Por Lina María Múnera Gutiérrez - muneralina66@gmail.com
Uno de los grandes misterios del arte mundial, la desaparición del cuadro Retrato del doctor Gachet de Vincent van Gogh, se ha convertido en obsesión para expertos, aficionados y periodistas. Y ha reabierto el debate sobre si las familias de los coleccionistas tienen alguna responsabilidad en compartir piezas icónicas con el público ávido de alimentar su sensibilidad estética.
El caso de esta obra maestra tiene su lado fascinante porque nadie sabe dónde se encuentra desde hace más de dos décadas, después de haberse exhibido durante casi todo el siglo XX en el Museo Städel de Frankfurt y en el Metropolitan de Nueva York. En 1990, sus dueños, los herederos del banquero judío-alemán Siegfried Kramarskys, decidieron venderlo en una subasta en Christie’s de Manhattan y pasó entonces a manos de un magnate del papel japonés que lo compró por la entonces histórica cifra de 82,5 millones de dólares.
Este hombre llamado Ryoei Saito cayó en desgracia, tuvo problemas con la justicia y luego murió. Todos sus bienes pasaron a manos de su acreedor, el Banco Fuji, que lo vendió en 1997 a un financiero austriaco quien también tuvo sus dificultades para conservarlo. Y en 1998, en una venta privada realizada a través de Sotheby’s se vendió a un misterioso postor y desapareció del mundanal ruido.
El huidizo cuadro es una de las piezas más importantes realizadas por Van Gogh. Lo pintó en el jardín de su médico, el doctor Gachet, unas semanas antes de que el artista se suicidara.

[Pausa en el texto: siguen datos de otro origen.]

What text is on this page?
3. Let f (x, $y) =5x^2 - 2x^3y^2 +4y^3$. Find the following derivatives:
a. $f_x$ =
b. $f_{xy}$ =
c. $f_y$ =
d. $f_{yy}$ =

Vincent le escribió a su amigo Paul Gauguin que la melancolía que irradia ese retrato contiene “la expresión del corazón roto de nuestro tiempo”. Después de su muerte, el cuadro pasó a manos de su hermano Theo y luego a la esposa de este, Johanna, quien lo vendió en 1897 por 57 dólares de la época. Hoy en día su precio puede alcanzar los 300 millones de dólares, según los entendidos.
Desde hace ya bastantes años es claro que la mayoría de museos no está en capacidad de competir con los ultra ricos que pueden darse el lujo de pagar estas cifras por una pieza de arte. De ahí que uno se pregunte por la validez del disfrute individual. No se trata de quitarle a nadie el derecho a poseer un bien, pero sí de reflexionar un poco sobre el placer de compartir. Prestar un cuadro de manera temporal, permitir que se exhiba en exposiciones temáticas e intuir las diferentes emociones que puede despertar en otros tiene sin duda un valor y un poder mucho más elevados que la contemplación egoísta del arte.
Llegados a este punto es imposible no recordar una película de Giuseppe Tornatore titulada La mejor oferta. En ella, Virgil, su protagonista, tiene una habitación cerrada con toda clase de medidas de seguridad en la que atesora cientos de cuadros que cuelgan por las paredes y el techo. Solo existen para su propio deleite mientras él vive atrapado en una soledad de esas que llegan a confundir el alma.